For Indigo Tea Shop owner Theodosia Browning, the event, which was organized by her boyfriend, Max, made her proud. There is one major problem, though. One thing wasn’t planned: murder, and there is no way to soften the blow when a museum investor is the victim. Max also didn’t plan on Theo finding the body in the museum during the party.
When Max is fired, Theo is determined to find the killer and set things back on track. Logically the first step in her investigation is the victim’s wife, for who would benefit the most from the estate? When Theo visits the home of the man murdered, she finds his widow, Charlotte, speaking with her late husband’s business partner. Charlotte informs Theo that they are considering the possibility of Datrex going public, which would significantly increase the company’s funds. Apparently, Charlotte’s husband didn’t want to go public. They were making plans before the man was even buried. In an effort to smooth over the awkwardness of moving ahead with an agenda, Charlotte hires Theo to handle the after-service reception for her late husband.

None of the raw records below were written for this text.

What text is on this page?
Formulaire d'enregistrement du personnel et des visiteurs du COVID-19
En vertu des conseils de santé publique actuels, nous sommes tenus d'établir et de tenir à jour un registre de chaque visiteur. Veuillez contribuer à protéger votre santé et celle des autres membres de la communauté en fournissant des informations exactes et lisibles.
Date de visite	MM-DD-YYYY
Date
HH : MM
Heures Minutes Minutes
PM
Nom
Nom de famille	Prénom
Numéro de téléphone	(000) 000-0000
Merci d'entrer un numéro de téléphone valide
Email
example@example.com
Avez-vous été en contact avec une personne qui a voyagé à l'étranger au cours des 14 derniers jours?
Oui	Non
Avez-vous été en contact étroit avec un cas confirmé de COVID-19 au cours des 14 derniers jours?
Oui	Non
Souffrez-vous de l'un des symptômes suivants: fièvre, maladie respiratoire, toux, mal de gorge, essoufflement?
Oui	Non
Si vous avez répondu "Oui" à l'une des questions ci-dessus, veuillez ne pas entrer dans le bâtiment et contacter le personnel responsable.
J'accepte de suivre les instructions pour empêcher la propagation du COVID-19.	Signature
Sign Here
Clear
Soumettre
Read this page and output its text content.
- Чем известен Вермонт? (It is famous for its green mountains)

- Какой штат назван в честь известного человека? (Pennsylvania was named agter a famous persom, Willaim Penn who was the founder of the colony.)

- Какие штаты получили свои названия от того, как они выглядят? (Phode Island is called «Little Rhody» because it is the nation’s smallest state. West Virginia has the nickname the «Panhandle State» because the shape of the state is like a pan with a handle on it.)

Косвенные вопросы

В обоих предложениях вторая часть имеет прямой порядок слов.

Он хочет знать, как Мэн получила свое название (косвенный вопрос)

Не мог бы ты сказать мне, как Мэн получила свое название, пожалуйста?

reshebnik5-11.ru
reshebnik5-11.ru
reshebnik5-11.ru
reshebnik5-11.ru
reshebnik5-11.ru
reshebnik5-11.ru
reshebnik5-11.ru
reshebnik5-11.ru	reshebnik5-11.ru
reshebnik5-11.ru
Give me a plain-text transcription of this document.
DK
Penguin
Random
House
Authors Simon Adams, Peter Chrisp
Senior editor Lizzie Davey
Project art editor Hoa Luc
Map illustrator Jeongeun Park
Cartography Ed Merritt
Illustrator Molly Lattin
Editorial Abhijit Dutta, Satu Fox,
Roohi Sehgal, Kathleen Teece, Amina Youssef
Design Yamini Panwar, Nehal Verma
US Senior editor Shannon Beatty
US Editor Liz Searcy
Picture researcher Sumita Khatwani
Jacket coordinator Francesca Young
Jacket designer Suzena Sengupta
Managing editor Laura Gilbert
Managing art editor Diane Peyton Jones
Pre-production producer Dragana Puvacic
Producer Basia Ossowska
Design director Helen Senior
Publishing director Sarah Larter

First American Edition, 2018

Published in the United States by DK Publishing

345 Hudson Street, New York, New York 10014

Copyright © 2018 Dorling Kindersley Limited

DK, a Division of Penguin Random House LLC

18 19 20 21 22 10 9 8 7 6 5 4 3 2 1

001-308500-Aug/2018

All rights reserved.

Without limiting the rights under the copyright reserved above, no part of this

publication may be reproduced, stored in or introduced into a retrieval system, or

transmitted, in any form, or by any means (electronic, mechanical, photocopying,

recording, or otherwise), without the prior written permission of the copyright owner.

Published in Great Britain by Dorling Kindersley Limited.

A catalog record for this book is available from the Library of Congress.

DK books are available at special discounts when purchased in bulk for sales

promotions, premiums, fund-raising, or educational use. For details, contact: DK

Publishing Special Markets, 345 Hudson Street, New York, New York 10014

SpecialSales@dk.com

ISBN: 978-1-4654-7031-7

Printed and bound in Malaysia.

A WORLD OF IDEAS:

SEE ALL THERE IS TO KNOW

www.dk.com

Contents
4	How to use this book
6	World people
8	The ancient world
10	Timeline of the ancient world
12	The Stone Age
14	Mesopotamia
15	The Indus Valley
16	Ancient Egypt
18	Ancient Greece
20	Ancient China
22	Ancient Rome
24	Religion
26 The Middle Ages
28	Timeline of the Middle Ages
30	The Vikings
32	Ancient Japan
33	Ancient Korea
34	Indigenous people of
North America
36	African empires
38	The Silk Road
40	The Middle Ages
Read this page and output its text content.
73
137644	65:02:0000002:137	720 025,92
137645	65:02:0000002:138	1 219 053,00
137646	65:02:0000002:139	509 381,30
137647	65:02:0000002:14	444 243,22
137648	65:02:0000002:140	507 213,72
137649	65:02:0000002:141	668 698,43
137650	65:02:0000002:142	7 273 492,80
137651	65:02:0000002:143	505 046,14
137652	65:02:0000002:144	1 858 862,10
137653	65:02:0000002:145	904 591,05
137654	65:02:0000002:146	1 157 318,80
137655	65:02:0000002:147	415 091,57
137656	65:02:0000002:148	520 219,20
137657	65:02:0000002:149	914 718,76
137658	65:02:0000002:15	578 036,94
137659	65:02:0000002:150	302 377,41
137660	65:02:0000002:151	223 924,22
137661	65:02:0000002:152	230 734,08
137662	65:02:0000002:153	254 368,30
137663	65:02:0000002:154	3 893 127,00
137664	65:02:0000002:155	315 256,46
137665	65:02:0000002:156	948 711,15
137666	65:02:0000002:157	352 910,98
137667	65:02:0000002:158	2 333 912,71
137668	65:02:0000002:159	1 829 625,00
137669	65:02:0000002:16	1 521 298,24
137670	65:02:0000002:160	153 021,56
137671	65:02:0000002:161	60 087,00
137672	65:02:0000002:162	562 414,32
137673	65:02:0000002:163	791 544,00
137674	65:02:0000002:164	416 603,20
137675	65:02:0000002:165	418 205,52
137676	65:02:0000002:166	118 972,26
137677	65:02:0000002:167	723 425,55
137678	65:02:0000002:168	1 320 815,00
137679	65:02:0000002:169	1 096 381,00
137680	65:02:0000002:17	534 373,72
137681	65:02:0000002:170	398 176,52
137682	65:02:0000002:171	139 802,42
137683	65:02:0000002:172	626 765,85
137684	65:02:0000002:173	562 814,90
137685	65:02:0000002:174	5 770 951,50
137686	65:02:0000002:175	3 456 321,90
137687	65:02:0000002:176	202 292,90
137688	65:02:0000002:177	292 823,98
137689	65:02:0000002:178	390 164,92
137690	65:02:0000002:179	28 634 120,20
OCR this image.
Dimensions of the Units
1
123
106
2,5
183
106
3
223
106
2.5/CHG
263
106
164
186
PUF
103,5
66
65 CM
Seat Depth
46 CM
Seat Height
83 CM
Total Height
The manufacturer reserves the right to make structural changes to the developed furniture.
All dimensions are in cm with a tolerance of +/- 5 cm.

What gets Max in even more trouble is an argument he had with the man who was murdered about having a private donor party instead of having an event open to the public. The entire confrontation seems to be exaggerated on purpose.
An open house at the victim’s girlfriend’s store turns into a fight with the widow and mistress. Not only does it cause a scene, it leads Theo to the fact that there are sharp woodworking tools in the store’s workshop.
Ming Tea Murder has a lot going on and it’s pretty interesting. Not only do you have a hard working business woman, but she’s pretty good as an amateur sleuth. The author does a good job of leading you through a maze of possible suspects, not making the guilty person obvious. The only that I wonder about is where the victim was murdered. Can it be done in a public place and how do you hide the weapon? I continue to be a Laura Child’s fan.